The market for 3D printed body parts is growing. And following the recent success of a titanium and polymer implant, Australia is well placed to lead the way.
A New York cancer patient recently received a 3D-printed titanium and polymer sternum and rib cage in a first for the United States.
The patient, Penelope Heller, 20, was diagnosed with chondrosarcoma (a rare bone cancer) in 2014 and had to have her cancer-affected sternum removed.
While an off-the-shelf implant had been provided for the patient and her cancer was removed, she experienced ongoing pain and problems breathing after the operation.
Heller underwent further surgery to replace her existing solution with a customised 3D-printed sternum and partial ribcage developed by CSIRO and Australian medical device company Anatomics.
The process took around four to five weeks end-to-end, with the actual build time of the implant taking about 12 hours.
A polymer called PoreStar by Anatomics, a lightweight porous polyethylene material that replicates cartilage and soft tissue to facilitate tissue integration, was also used.
There were numerous challenges during this process, from ensuring it proceeded exactly as planned to checking to see that the part had been built as it was designed, which can be done by doing a 3D scan and checking that the part matches the original file.
“It’s mostly about the process itself, that it’s run as we expected it to run, that there are no reported deviations in how the machine’s operated and the part is basically built to spec,” said Dr Leon Prentice, research director at CSIRO.
Heller’s operation is just one of many that are now being performed using 3D-printed body parts and tissue – most recently, a 3D-printed skull helped to save an Australian newborn who couldn’t breathe.

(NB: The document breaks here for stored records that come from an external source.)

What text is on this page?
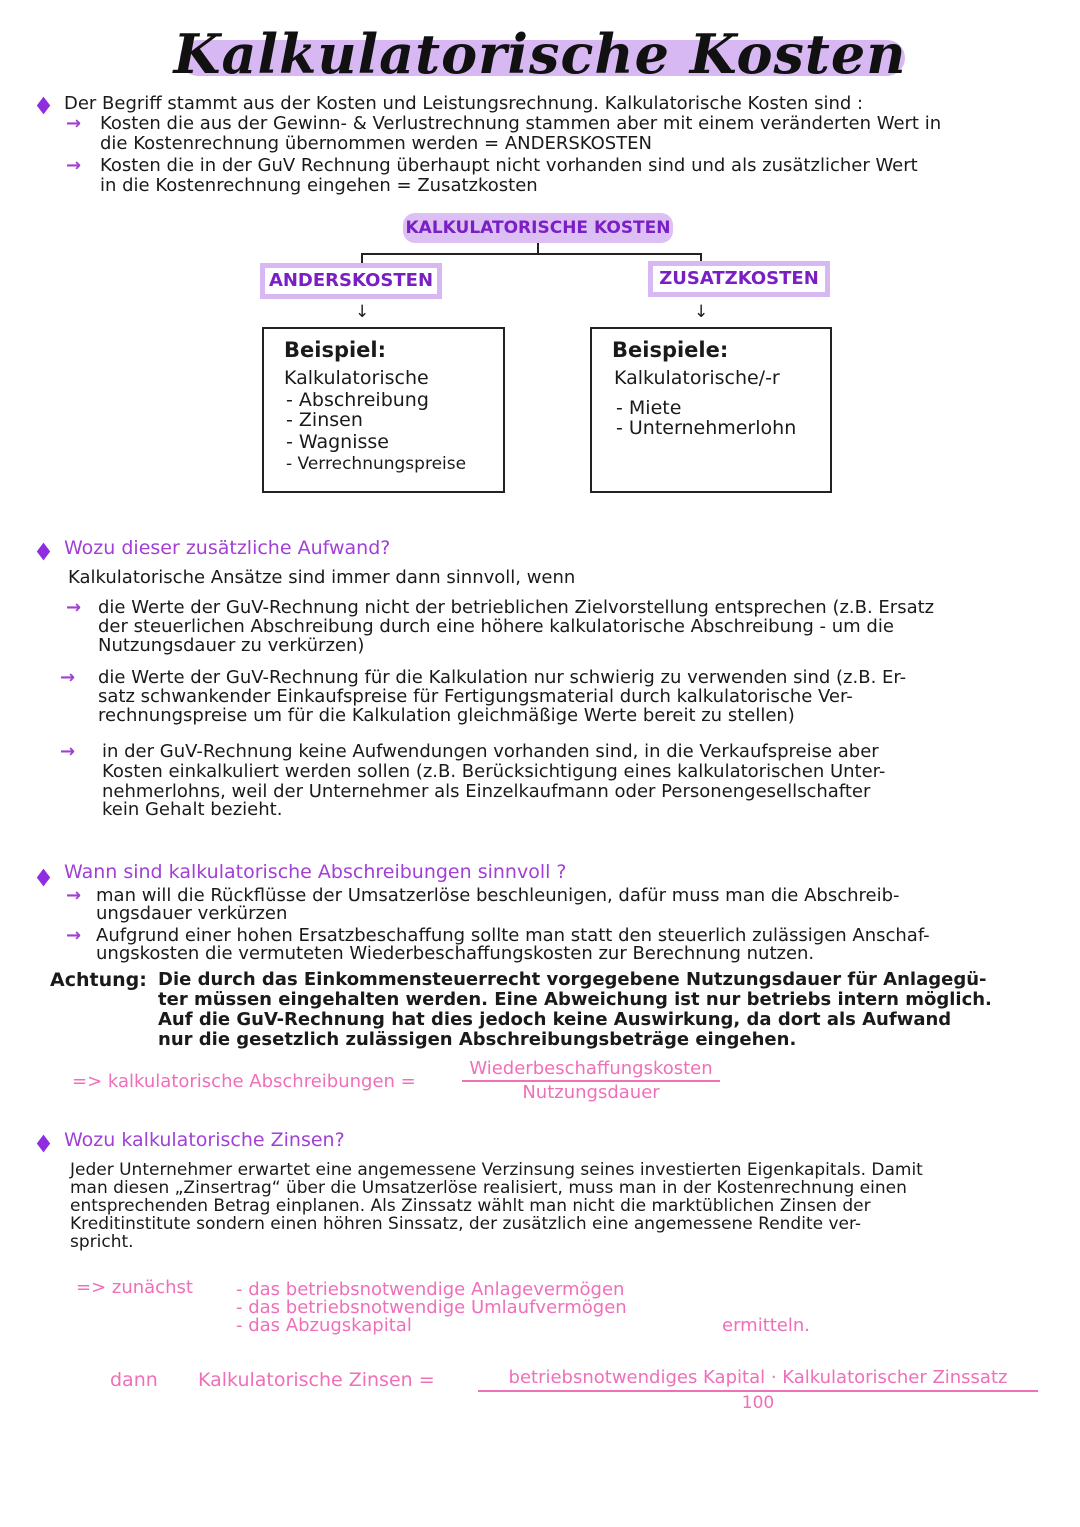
Kalkulatorische Kosten
Der Begriff stammt aus der Kosten und Leistungsrechnung. Kalkulatorische Kosten sind :
→ Kosten die aus der Gewinn- & Verlustrechnung stammen aber mit einem veränderten Wert in
die Kostenrechnung übernommen werden = ANDERSKOSTEN
→ Kosten die in der GuV Rechnung überhaupt nicht vorhanden sind und als zusätzlicher Wert
in die Kostenrechnung eingehen = Zusatzkosten
KALKULATORISCHE KOSTEN
ANDERSKOSTEN	ZUSATZKOSTEN
↓	↓
Beispiel:
Kalkulatorische
- Abschreibung
- Zinsen
- Wagnisse
- Verrechnungspreise
Beispiele:
Kalkulatorische/-r
- Miete
- Unternehmerlohn
Wozu dieser zusätzliche Aufwand?
Kalkulatorische Ansätze sind immer dann sinnvoll, wenn
→ die Werte der GuV-Rechnung nicht der betrieblichen Zielvorstellung entsprechen (z.B. Ersatz
der steuerlichen Abschreibung durch eine höhere kalkulatorische Abschreibung - um die
Nutzungsdauer zu verkürzen)
→ die Werte der GuV-Rechnung für die Kalkulation nur schwierig zu verwenden sind (z.B. Er-
satz schwankender Einkaufspreise für Fertigungsmaterial durch kalkulatorische Ver-
rechnungspreise um für die Kalkulation gleichmäßige Werte bereit zu stellen)
→ in der GuV-Rechnung keine Aufwendungen vorhanden sind, in die Verkaufspreise aber
Kosten einkalkuliert werden sollen (z.B. Berücksichtigung eines kalkulatorischen Unter-
nehmerlohns, weil der Unternehmer als Einzelkaufmann oder Personengesellschafter
kein Gehalt bezieht.
Wann sind kalkulatorische Abschreibungen sinnvoll ?
→ man will die Rückflüsse der Umsatzerlöse beschleunigen, dafür muss man die Abschreib-
ungsdauer verkürzen
→ Aufgrund einer hohen Ersatzbeschaffung sollte man statt den steuerlich zulässigen Anschaf-
ungskosten die vermuteten Wiederbeschaffungskosten zur Berechnung nutzen.
Achtung: Die durch das Einkommensteuerrecht vorgegebene Nutzungsdauer für Anlagegü-
ter müssen eingehalten werden. Eine Abweichung ist nur betriebs intern möglich.
Auf die GuV-Rechnung hat dies jedoch keine Auswirkung, da dort als Aufwand
nur die gesetzlich zulässigen Abschreibungsbeträge eingehen.
=> kalkulatorische Abschreibungen =
Wiederbeschaffungskosten
Nutzungsdauer
Wozu kalkulatorische Zinsen?
Jeder Unternehmer erwartet eine angemessene Verzinsung seines investierten Eigenkapitals. Damit
man diesen „Zinsertrag“ über die Umsatzerlöse realisiert, muss man in der Kostenrechnung einen
entsprechenden Betrag einplanen. Als Zinssatz wählt man nicht die marktüblichen Zinsen der
Kreditinstitute sondern einen höhren Sinssatz, der zusätzlich eine angemessene Rendite ver-
spricht.
=> zunächst - das betriebsnotwendige Anlagevermögen
- das betriebsnotwendige Umlaufvermögen
- das Abzugskapital	ermitteln.
dann Kalkulatorische Zinsen =	betriebsnotwendiges Kapital · Kalkulatorischer Zinssatz
100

While the technical challenges seem to be reducing day-by-day, Prentice said future challenges will involve how to manage and streamline the process.
“At the moment, because it’s so specialised, it’s very labour intensive for the people doing the design work or the people doing the finishing. But as these technologies get more widely used, that process can be streamlined,” he said.
Prentice cited the example of 3D-printed sternums, with only a few cases of these being used around the world, including world-first surgery to implant a 3D-printed titanium and polymer sternum into a British patient.
With a vast amount of data collected and used during the process, Prentice said being able to manage the information flow through the system, from the surgeon and patient’s data to the design, printing and delivery, will be a challenge.
“It’s the challenge of the future because at the moment we’ve put a lot of effort into managing things case by case. The way to streamline this is to make that information flow a lot simpler and faster,” he said.
“So you can imagine a situation where a surgeon looks at a 3D scan of a patient and they pull out their phone, they login … and they request a sternum to be made.”
Prentice said that order could then be sent and someone would carry out final design tweaking, and it would then be shipped off for manufacturing.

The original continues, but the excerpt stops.